I’m having limited success in deploying Linux (RHEL 7.9) VM’s using Terraform vsphere provider. I’m getting a ‘timeout waiting of ip’ in Terraform, and generally happens only with a single VM when deploying 2 or more. So, if I deploy 1 VM it works fine, but if I deploy more than 1 VM then 1 of them will fail. I can monitor vCenter and the typical behavior for a VM goes something like this:

  1. The new vms all get provsioned in vsphere as expected using a simple RHEL7.9 template (with latest open-vmware-tools package installed). At this time I also see events in vCenter saying that the machines are being created, powered-on, customized and
  2. During the very first boot of each machine, I get a boot message (on the VM’s console) that the hostname is being set. Once this happens the VM(s) reboot.
    3a. For machines that work as expected, the reboot happens and the VM boots back up and is ready to go.
    -OR-
    3b. The one machine that exhibits this issue the reboot fails. Vcenter reports that the machine is still powered-on, but the VM’s console is ‘dead’ (black screen, unresponsive to keyboard). At this point the machine must be manually reset (vcenter actions->Power->Reset) in order for anything else to happen. Once reset the machine will boot up completely as expected.
  3. Terraform reports that the machines are built. If the failed machine in step 3b above is not reset before the build timeout, Terraform reports the ‘Timeout waiting for ip’ error.

How do I toubleshoot this? It seems strange that always 1 machine of the batch fails to reboot. I do not have any similar issues building Windows vm’s.

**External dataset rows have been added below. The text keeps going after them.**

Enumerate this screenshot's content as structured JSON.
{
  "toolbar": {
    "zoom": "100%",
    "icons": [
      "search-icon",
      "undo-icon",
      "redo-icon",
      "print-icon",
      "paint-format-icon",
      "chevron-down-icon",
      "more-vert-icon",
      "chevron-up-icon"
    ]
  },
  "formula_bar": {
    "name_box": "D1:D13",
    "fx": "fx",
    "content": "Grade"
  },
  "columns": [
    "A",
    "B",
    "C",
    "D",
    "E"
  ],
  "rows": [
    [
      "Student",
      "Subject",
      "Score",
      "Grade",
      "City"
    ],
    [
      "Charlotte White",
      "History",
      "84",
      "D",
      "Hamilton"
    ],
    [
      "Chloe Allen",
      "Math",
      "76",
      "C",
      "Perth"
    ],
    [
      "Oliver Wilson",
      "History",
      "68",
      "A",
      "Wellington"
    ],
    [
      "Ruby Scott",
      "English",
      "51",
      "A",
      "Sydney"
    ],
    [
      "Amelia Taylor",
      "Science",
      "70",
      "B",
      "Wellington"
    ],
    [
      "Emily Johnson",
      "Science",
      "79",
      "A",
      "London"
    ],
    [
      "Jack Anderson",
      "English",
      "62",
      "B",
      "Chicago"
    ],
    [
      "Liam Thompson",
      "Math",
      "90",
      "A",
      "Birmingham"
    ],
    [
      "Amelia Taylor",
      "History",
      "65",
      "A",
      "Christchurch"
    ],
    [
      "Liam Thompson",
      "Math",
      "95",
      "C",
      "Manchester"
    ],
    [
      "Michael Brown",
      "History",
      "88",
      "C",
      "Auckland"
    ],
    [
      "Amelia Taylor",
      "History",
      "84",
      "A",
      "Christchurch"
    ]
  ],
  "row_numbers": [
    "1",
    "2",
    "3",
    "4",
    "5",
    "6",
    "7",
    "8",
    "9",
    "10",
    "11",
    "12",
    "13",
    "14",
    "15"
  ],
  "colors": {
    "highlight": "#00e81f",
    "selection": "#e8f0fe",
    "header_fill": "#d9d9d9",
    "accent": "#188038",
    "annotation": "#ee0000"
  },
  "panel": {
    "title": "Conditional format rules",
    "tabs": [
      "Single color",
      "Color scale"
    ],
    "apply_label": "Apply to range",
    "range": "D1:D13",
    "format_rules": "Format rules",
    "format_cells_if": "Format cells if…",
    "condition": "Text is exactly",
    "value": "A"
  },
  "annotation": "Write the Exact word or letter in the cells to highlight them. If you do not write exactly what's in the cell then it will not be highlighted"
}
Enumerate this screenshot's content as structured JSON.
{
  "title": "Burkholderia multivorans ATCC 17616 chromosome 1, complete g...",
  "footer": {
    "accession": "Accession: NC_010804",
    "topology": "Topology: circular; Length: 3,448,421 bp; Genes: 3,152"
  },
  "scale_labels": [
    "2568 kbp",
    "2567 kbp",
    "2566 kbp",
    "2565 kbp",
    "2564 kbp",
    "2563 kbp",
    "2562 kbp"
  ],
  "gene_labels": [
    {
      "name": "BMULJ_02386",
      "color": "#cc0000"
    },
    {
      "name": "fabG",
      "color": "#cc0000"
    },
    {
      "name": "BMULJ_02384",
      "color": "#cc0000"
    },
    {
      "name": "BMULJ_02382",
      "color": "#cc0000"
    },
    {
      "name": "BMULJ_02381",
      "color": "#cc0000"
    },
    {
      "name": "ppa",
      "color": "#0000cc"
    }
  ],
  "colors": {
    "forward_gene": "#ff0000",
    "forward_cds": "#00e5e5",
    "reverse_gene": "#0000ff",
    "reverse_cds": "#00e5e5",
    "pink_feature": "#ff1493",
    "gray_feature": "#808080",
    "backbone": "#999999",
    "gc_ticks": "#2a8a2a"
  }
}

Update, in hopes that somebody else is facing a similar issue. What I’ve discovered is that the VM customization step is working and the IP address is assigned, but for some reason the VM was not rebooting correctly (specificially not catching the SIGINT 15 and shutting down completely). Since the machine never booted back up with the new IP address, the error ‘timeout waiting for IP address’ is issued. I worked around this by adding a self-disabling service that detects if the SIGINT 15 was missed and rebooting. I haven’t had an issue with a system no rebooting. I think this is most likely a timing issue between vsphere and the open-vmware-tools running on the machine. I hope this helps somebody!